While this is the new normal around baseball, very few teams have two different catchers that they can rely on for an entire season to provide them with quality production behind the plate. Many catchers are still glove-first players who struggle with the bat, and the ones who can swing the bat are more and more often becoming designated hitters. But there are two teams in baseball who seem to have broken that trend in a meaningful way.

In 2022, the Atlanta Braves relied on catchers William Contreras and Travis d'Arnaud to carry them through the season, and then the following offseason, dealt Contreras to the Milwaukee Brewers while acquiring Sean Murphy. Murphy and d'Arnaud carried the load for the Braves in 2023 and figure to do the same in 2024.
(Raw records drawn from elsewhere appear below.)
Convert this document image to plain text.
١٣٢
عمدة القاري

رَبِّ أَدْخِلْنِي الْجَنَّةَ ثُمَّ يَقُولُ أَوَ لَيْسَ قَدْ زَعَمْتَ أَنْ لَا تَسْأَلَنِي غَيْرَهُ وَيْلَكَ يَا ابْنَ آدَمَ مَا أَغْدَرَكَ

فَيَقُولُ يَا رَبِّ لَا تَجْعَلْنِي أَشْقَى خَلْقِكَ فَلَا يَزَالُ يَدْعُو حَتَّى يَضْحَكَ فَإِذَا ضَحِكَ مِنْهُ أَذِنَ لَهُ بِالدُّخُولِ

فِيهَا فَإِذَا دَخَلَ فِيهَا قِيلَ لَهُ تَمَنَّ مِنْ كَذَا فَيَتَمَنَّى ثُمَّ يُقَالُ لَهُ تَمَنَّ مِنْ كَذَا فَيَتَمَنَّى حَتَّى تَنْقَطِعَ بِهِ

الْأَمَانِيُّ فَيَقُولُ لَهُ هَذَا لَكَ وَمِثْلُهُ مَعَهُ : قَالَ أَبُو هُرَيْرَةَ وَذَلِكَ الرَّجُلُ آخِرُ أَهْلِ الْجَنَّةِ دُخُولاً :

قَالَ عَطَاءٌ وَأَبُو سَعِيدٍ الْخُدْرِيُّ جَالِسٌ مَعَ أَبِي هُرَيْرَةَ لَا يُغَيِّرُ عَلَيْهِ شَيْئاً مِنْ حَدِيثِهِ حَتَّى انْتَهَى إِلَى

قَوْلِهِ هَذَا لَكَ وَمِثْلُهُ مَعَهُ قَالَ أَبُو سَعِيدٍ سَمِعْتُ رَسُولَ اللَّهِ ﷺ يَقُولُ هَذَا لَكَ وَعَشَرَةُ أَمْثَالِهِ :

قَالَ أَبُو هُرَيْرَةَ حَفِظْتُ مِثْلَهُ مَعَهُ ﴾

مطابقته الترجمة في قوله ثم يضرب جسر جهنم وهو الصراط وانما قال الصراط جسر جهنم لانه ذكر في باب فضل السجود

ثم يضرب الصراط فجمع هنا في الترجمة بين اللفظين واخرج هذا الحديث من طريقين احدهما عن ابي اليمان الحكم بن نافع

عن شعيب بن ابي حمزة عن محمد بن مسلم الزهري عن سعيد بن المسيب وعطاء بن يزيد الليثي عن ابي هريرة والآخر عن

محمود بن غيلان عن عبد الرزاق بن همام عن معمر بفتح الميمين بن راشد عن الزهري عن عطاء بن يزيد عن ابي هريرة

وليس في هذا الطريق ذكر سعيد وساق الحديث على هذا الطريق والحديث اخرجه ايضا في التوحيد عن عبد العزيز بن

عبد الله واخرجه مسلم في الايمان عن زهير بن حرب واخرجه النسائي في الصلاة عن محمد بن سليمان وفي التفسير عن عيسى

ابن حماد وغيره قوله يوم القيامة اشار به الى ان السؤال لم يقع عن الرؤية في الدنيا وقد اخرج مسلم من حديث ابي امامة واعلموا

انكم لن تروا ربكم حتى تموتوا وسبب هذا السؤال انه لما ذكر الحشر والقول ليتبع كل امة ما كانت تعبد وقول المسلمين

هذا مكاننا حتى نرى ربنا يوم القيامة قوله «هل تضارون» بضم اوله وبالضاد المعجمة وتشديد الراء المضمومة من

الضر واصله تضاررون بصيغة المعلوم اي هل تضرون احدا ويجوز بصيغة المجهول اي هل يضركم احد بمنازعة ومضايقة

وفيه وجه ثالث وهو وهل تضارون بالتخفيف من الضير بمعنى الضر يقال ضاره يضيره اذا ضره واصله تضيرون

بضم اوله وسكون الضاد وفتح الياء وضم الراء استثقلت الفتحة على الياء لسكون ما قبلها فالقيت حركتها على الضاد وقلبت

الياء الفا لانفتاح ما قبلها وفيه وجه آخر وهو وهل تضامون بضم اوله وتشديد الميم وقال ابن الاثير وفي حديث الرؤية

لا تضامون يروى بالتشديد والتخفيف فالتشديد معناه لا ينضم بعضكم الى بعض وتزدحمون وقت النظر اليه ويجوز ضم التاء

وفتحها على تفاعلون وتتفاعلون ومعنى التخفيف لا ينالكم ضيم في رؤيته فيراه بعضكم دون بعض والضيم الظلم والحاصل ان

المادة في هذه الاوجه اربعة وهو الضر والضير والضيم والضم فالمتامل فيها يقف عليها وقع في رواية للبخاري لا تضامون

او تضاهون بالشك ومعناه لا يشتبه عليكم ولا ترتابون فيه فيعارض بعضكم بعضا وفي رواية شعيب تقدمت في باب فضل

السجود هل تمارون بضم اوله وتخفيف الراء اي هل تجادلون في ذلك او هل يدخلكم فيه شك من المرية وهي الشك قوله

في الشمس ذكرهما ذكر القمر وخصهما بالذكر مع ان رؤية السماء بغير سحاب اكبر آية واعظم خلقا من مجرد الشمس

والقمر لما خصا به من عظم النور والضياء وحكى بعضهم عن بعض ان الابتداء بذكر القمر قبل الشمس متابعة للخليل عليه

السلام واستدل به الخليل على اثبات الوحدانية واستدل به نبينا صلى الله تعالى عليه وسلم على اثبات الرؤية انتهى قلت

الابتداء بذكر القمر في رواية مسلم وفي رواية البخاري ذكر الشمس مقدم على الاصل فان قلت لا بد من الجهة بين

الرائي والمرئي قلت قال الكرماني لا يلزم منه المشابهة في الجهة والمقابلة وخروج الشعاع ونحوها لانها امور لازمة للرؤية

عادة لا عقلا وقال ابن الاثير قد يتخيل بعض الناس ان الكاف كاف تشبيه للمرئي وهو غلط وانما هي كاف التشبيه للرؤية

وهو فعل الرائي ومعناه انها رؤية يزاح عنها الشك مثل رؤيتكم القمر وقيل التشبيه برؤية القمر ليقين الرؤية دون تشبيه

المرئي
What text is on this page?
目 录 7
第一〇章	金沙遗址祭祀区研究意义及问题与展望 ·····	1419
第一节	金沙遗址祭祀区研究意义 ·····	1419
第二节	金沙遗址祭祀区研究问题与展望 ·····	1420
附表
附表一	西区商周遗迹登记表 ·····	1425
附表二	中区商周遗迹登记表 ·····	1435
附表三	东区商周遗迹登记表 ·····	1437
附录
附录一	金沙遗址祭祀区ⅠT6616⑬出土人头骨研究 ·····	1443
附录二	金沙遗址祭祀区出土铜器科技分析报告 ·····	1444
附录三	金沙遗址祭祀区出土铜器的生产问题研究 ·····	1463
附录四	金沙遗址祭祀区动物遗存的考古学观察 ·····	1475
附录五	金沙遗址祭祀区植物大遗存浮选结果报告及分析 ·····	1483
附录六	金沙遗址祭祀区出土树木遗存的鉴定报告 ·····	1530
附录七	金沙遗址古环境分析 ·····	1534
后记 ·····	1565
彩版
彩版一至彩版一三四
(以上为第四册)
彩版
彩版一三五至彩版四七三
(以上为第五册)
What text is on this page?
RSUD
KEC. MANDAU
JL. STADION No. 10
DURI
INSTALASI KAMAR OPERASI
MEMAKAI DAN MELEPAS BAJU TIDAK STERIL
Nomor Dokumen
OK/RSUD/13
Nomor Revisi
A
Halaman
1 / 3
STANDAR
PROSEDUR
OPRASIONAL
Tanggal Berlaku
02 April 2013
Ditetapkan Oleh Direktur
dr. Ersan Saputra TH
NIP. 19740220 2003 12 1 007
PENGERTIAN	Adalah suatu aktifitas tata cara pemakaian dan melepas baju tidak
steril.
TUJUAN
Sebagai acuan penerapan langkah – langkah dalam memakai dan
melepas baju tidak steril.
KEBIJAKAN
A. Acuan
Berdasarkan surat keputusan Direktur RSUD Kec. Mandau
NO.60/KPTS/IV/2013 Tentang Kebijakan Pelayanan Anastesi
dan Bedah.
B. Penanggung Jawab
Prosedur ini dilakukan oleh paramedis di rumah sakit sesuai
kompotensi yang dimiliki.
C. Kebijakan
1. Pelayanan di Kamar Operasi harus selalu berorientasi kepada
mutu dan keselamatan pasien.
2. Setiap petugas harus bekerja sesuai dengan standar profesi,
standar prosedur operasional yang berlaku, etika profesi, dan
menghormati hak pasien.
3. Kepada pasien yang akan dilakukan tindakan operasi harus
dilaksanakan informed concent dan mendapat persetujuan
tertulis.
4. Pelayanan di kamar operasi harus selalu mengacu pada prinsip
Like the Braves, the Toronto Blue Jays featured their own dynamic duo behind the plate in 2022 with Alejandro Kirk and Danny Jansen, with top prospect Gabriel Moreno mixing in as well. The Blue Jays dealt Moreno to the Arizona Diamondbacks for outfielder Daulton Varsho, who also has the ability to catch if the Blue Jays needed him to.

It's no wonder why the Blue Jays and Braves finished second and third in bWAR from their catchers in 2022 as well as ninth and third respectively in 2023. Toronto and Atlanta have found a way to piece together top production from their catcher spot on an everyday basis, even with the frequency that catchers play dropping every season.

Why is this significant for the Cardinals? Well, although they made a mess of the Willson Contreras situation in 2023, he still finished as a top-20 hitter in baseball after a three-month stretch where he ranked top 5 in almost every significant offensive category among all hitters. The club is committing the Contreras as their primary catcher once again in 2024, and rightfully so.

But a primary catcher, as we saw from the playing time rankings last season, looks much more like a guy catching between 90-110 games in a given season, rather than the 130+ appearances Cardinals fans have gotten used to.

Contreras started 89 games behind the plate last season, but that's also with the club removing him from catching duties for a period as well. Assuming they feel more comfortable with his development behind the plate this season and the work he puts in with Molina as the club's new advisor, I expect him to see at least a small uptick in those appearances behind the plate next season.

Even if Contreras catches in 100 games in 2024, that still leaves an additional 62 games that need to be covered in his absence. For the last several seasons, that player has been Andrew Knizner, but after being non-tendered and picked up by the Texas Rangers, the Cardinals are now relying on their 2023 Minor League Position Player of the Year, Ivan Herrea.

Herrera has been a top prospect in the Cardinals system for a number of years, and they had hoped he would be the heir to Molina's throne following the 2022 season. They did not believe he was ready last offseason, instead investing in Contreras on a five-year deal. How did Herrera respond? He posted a .951 OPS in 83 games at the Triple-A level, as well as a .760 OPS in his brief 13-game stint in St. Louis. Herrera has been dominating the 2024 Caribbean Series the last week and looks ready to take off this coming season.

The Cardinals believe Herrera is ready for a significant role in 2024, and if he's able to build upon that success he found last season in the 60-80 games he'll get to play in for St. Louis in 2024, the Cardinals will have one of the best catching duos in all of baseball.

Sure, both players have their flaws. Contreras will never be a great defender behind the plate, and we still aren't sure how Herrera will fair in that regard either. But it's pretty rare to find a catcher who can hold his own behind the plate while providing a plus or plus-plus bat at the position, and the Cardinals have managed to find two for this coming season.

The Cardinals offense should be a top 5 unit in 2024, and the duo of Contreras and Herrera will go a long way toward boosting them up into that conversation. Both players possess bats that most catchers don't have, especially Contreras, and Herrera's presence even allows the Cardinals to DH or rest Contreras more often as needed.

Keep an eye on this duo in 2024, as the Cardinals may be the latest team to capitalize on this very effective trend.